Bir yazar düşünün; diyelim ki tüm idrak yetinizden sıyrılıyorsunuz ve yalnızca haz, estetik bir haz için okuyorsunuz ve bu haldeyken en çok ondan zevk alıyorsunuz.
Ve Sonra diyelim ki idrak yetinizi geri kazanıyor ve hem estetik açıdan hem de eserlerinin muhtevasından dolayı yine en çok onu beğeniyorsunuz.
Bu düşündüğünüz yazar, tam olarak Ahmet hamdi Tanpınar'dır.
Öyle ki şiirleri de varlığın, varoluşun ve felsefenin poetik gösterimidir.
Eserlerinden estetik bir zevk almamak olanaksızdır. içeriğini umursamasanız da yalnızca biçim yönünden o yetkinliği görürürsünüz. şiirleri derinlerinde felsefe barındırır. Poetik olarak bir felsefe işlemesidir onlar. Zaman, var olmak, var oluş gibi felsefece kavramları açıkça ya da zımni olarak işlediğini görürüz. Şiirleri okunmaz, düşünülür.
Hiçbir zaman bırakın dünyayı Türkiye'de layık olduğu değeri görmemiştir. Gerek yerli yersiz eleştirilerin Aşırılığı ve gerekse -nazik olmayacağım- halkın aptalca okuma zevklerinden ötürü akademiye inceleme nesnesi olarak kalmıştır. Kimi gelip "muhafazakar bu" diye neyi muhafaza ettiğini bilmeden eleştirmeye çalışmış kimi gelip "çok sıkıyor" diyerek sözcükler alanındaki ustalığını anlamaktan kaçmıştır.
Ahmet hamdi Tanpınar, bu kültür ve ülkenin en mühim edebiyatçılarındandır. Ve yalnız edebiyatçı değil.
"Bazen düşünüyorum, ne garip mahluklarız? Hepimiz ömrümüzün kısalığından şikayet ederiz; fakat gün denen şeyi bir an evvel ve farkına varmadan harcamak için neler yapmayız?"
(bkz: saatleri ayarlama enstitüsü)
Bugün kendisinin ölüm yıldönümü. türk edebiyatının yalnızca edebi yönüyle değil, fikri yönüyle de en büyük şahsı. bir abide gibi dikiliverir karşınızda. romanlarını yalnızca bir düz yazı gibi okumak yanlıştır. çünkü o şiirsel bir anlatıma sahiptir, poesisi serpiştirir düz yazıya. şiir harcar, mecaz harcar. bazen realist ve bazen sürrealist bir ahmet hamdi tanpınar vardır. zaman, onun şiirlerinde en çok üzerinde durduğu konudur. evren, varlık, zaman gibi hususlar onun kafasında basit birer düşünce değildir. nasıl ki felsefede ele alınır, ahmet hamdi tanpınar'da da edebi bir şekilde ele alınır.

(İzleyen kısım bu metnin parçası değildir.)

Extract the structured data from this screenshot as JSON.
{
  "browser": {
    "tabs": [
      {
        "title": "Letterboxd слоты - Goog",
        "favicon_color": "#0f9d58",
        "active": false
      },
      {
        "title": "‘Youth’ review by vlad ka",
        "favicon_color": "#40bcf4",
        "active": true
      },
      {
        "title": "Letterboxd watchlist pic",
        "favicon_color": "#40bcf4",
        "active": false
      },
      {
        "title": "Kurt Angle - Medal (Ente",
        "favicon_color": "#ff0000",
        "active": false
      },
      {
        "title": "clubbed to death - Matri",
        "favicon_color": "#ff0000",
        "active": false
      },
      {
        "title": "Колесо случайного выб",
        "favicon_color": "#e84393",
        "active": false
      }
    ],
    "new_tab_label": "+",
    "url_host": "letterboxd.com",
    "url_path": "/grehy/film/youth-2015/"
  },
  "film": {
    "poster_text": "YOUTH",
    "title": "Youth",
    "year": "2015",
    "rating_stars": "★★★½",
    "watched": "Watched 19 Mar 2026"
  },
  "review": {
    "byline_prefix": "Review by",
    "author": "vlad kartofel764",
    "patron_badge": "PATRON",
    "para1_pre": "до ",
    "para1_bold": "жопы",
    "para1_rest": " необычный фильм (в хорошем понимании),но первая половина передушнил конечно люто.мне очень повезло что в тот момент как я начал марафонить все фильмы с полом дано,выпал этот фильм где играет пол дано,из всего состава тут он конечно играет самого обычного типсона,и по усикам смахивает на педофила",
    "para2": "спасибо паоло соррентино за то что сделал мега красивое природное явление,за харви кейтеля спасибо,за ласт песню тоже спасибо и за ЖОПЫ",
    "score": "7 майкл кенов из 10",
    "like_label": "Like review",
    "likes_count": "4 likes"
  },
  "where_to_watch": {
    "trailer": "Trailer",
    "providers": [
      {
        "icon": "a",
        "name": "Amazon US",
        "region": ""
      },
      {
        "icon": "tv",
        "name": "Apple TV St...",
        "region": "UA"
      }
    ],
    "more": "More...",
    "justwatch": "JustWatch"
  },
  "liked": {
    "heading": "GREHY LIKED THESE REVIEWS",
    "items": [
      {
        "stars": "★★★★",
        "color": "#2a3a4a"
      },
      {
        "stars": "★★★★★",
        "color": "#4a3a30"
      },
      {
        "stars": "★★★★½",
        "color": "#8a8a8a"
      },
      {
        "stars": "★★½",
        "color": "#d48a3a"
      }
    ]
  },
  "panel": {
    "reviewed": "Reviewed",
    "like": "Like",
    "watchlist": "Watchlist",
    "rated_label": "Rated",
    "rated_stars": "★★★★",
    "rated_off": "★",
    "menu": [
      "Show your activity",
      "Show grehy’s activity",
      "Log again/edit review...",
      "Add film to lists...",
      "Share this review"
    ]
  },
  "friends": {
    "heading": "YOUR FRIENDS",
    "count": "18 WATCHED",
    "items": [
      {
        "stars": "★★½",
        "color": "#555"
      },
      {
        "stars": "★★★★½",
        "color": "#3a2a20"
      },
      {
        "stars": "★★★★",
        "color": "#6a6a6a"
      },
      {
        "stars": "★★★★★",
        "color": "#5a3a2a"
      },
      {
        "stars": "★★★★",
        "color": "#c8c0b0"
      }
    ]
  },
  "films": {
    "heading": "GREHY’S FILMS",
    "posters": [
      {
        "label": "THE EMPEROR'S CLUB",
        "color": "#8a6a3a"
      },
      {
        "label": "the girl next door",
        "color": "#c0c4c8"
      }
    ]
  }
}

Yalnız bugün değil, her gün anılması gereken ulvi ve mühim yazar, şair, düşünür.
“Cahilsin, okur öğrenirsin. Gerisin, ilerlersin. Adam yok, yetiştirirsin. Paran yok, kazanırsın. Her şeyin bir çaresi vardır. Fakat insan bozuldu mu, bunun çaresi yoktur.”
Insanoğlunun hala tam olarak açıklayamadığı zaman ve rüya kavramları ile ilgilenmiş büyük yazarımız.
Ders notlarını okurken gayet dağınık konuştuğunu anlayabildiğimiz bu adam romanlarında bambaşka bir dille karşımıza çıkar. Gerçek ve rüya arasındaki o başkalık gibi...
insan denilen canlının ciğerini okumuş ve ciddiye alınmayacak bir varlık olduğuna kanaat getirip tüm eserlerinde insan ve onun yarattıklarıyla ince ince dalga geçmiştir.
Eserlerinde sadece zamanı yüceltmiştir. Ve insanlardan o kadar sıkılmıştır ki zamanın ve rüyanın ötesine geçmeye çalışmıştır.